With many transitioning their hiring practices to be almost fully remote--from applications and interviewing to selection committees and offer letters--we need to get serious about addressing our own biases when we are being invited into the homes of a potential hire.
With the backdrop of social unrest and the George Floyd protests, now more than ever we must examine our own biases when making hiring decisions that will shape the fabric of our teams. Of course, these are no substitute for actual unconscious bias training and a robust and inclusive hiring process that takes months, sometimes years, to develop. However, if you're looking for a few good reminders to keep top-of-mind when conducting your next Zoom interview, consider the following.
Backgrounds matter, but not as much as you think.
It's cliché, but the hiring process is a lot like trying to find a needle in a haystack. That's why, in order to make instant judgments, we sometimes project our preferences, beyond common interview answers, onto an interviewee. For instance, if you personally like to keep your home neat and tidy, you may unconsciously think that a messy house may mean the person will be an unorganized, sloppy employee.
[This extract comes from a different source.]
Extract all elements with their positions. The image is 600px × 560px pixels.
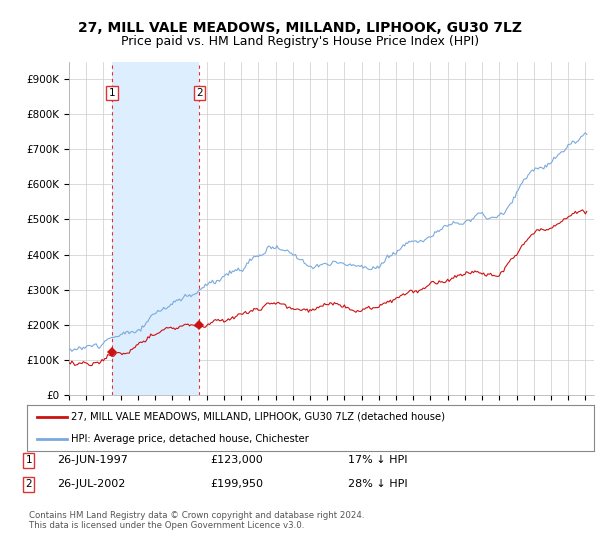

However, you have to forego all judgement when it comes to the state of someone's house during a video interview. You just don't know the personal situation of any potential new hire--you don't know if they have kids making a mess, roommates who work odd shifts, or other external factors that have no bearing on whether they would be an all-star employee.
Similarly, some interviewees may choose to use a fake Zoom background instead of opening up their home to you in an interview. Don't be offended or read anything into it. It's normal not to want your potential boss to see your dirty laundry or awkward family photos. Ask your questions, and move on.
Interruptions happen. Acknowledge them and be kind.
Being invited into someone's home means that interruptions may happen, no matter how many times the interviewee has asked their friends, family, and pets to not disturb them for the next hour.
Sure, an impromptu interruption may ruin the flow of a conversation or interrupt a thought here and there, but these are part of working from home. Be consciously aware of any bias that interruptions could unveil in the hiring process. Acknowledge them, be understanding, and then continue your conversation.
Messy hair, don't care.
While some hair salons are starting to open their doors, not everyone will feel comfortable heading back to their hairdressers right away.
If the person you are interviewing has long, grown-out roots or has a few more gray hairs than their LinkedIn profile suggests, it shouldn't bias you in the slightest. If it does, this is the time to take a mental check and make sure you are not prejudging someone on something irrelevant.
At the end of the day, snap judgments happen--but we need to be hypervigilant and actively work to combat them. We must internally acknowledge our own biases, instead of being embarrassed and pretending that they don't exist.
Before each interview, check in with yourself and set an intention for the interview. You should use the interview process to vet your employees for the things that matter, and ask the deep questions that will be relevant to their prospective position. Any other judgments should be quietly acknowledged and then tossed aside.